Currently we use asset.href but it's not working as expected.

We can concat the expected url like this:

returnUrl = 'https://private-user-images.githubusercontent.com/' + response.form.key + '?jwt=' + ???
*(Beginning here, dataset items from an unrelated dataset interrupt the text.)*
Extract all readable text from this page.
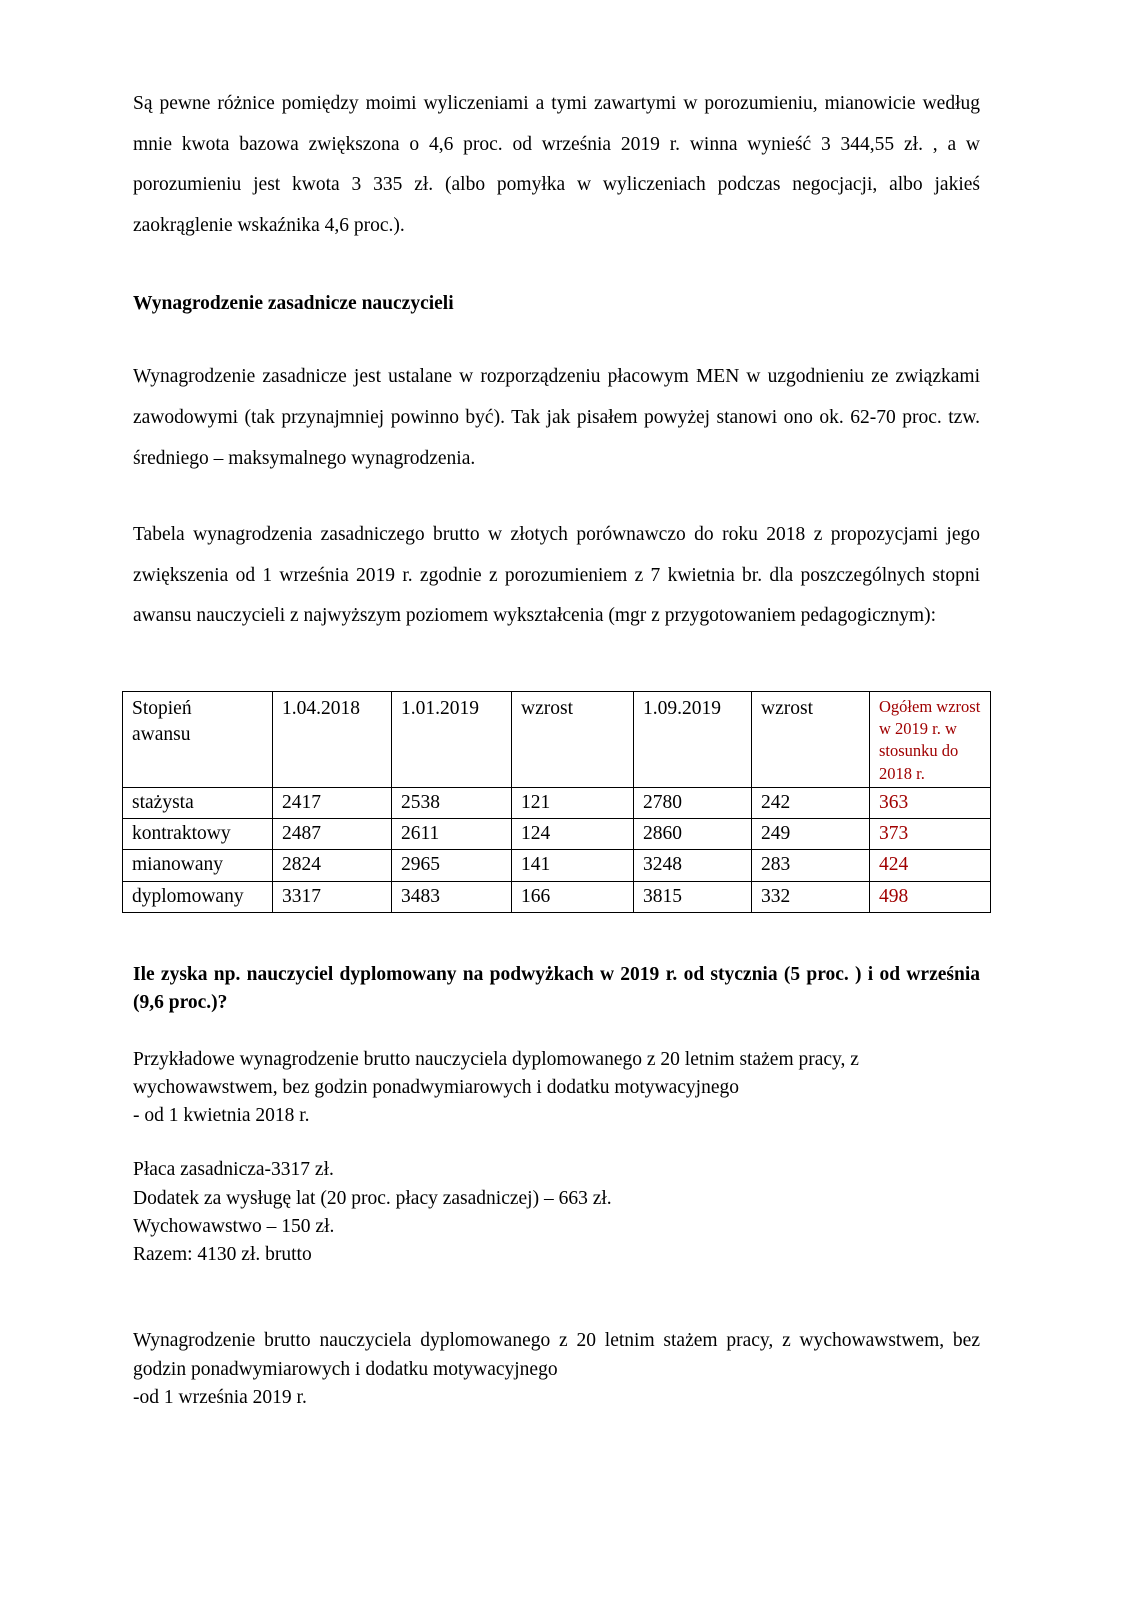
Są pewne różnice pomiędzy moimi wyliczeniami a tymi zawartymi w porozumieniu, mianowicie według mnie kwota bazowa zwiększona o 4,6 proc. od września 2019 r. winna wynieść 3 344,55 zł. , a w porozumieniu jest kwota 3 335 zł. (albo pomyłka w wyliczeniach podczas negocjacji, albo jakieś zaokrąglenie wskaźnika 4,6 proc.).

Wynagrodzenie zasadnicze nauczycieli
Wynagrodzenie zasadnicze jest ustalane w rozporządzeniu płacowym MEN w uzgodnieniu ze związkami zawodowymi (tak przynajmniej powinno być). Tak jak pisałem powyżej stanowi ono ok. 62-70 proc. tzw. średniego – maksymalnego wynagrodzenia.

Tabela wynagrodzenia zasadniczego brutto w złotych porównawczo do roku 2018 z propozycjami jego zwiększenia od 1 września 2019 r. zgodnie z porozumieniem z 7 kwietnia br. dla poszczególnych stopni awansu nauczycieli z najwyższym poziomem wykształcenia (mgr z przygotowaniem pedagogicznym):

Stopień awansu	1.04.2018	1.01.2019	wzrost	1.09.2019	wzrost	Ogółem wzrost w 2019 r. w stosunku do 2018 r.
stażysta	2417	2538	121	2780	242	363
kontraktowy	2487	2611	124	2860	249	373
mianowany	2824	2965	141	3248	283	424
dyplomowany	3317	3483	166	3815	332	498
Ile zyska np. nauczyciel dyplomowany na podwyżkach w 2019 r. od stycznia (5 proc. ) i od września (9,6 proc.)?
Przykładowe wynagrodzenie brutto nauczyciela dyplomowanego z 20 letnim stażem pracy, z wychowawstwem, bez godzin ponadwymiarowych i dodatku motywacyjnego
- od 1 kwietnia 2018 r.
Płaca zasadnicza-3317 zł.
Dodatek za wysługę lat (20 proc. płacy zasadniczej) – 663 zł.
Wychowawstwo – 150 zł.
Razem: 4130 zł. brutto
Wynagrodzenie brutto nauczyciela dyplomowanego z 20 letnim stażem pracy, z wychowawstwem, bez godzin ponadwymiarowych i dodatku motywacyjnego
-od 1 września 2019 r.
form.policy is not what we want- it's coded object 😉

atob( form.policy ) 👇 

{
    "expiration": "2023-06-05T14:11:34Z",
    "conditions": [
        {
            "bucket": "github-production-user-asset-6210df"
        },
        {
            "key": "7074833/243370250-bd2ece12-acd7-4319-8223-9222f26d97ec.png"
        },
        {
            "acl": "private"
        },
        [
            "content-length-range",
            4541,
            4541
        ],
        {
            "x-amz-credential": "AKIAIWNJYAX4CSVEH53A/20230605/us-east-1/s3/aws4_request"
        },
        {
            "x-amz-algorithm": "AWS4-HMAC-SHA256"
        },
        {
            "x-amz-date": "20230605T000000Z"
        },
        {
            "Content-Type": "image/png"
        },
        {
            "Cache-Control": "max-age=2592000"
        },
        {
            "x-amz-meta-Surrogate-Control": "max-age=31557600"
        }
    ]
}

So far this ☝️ is what I got after investigation.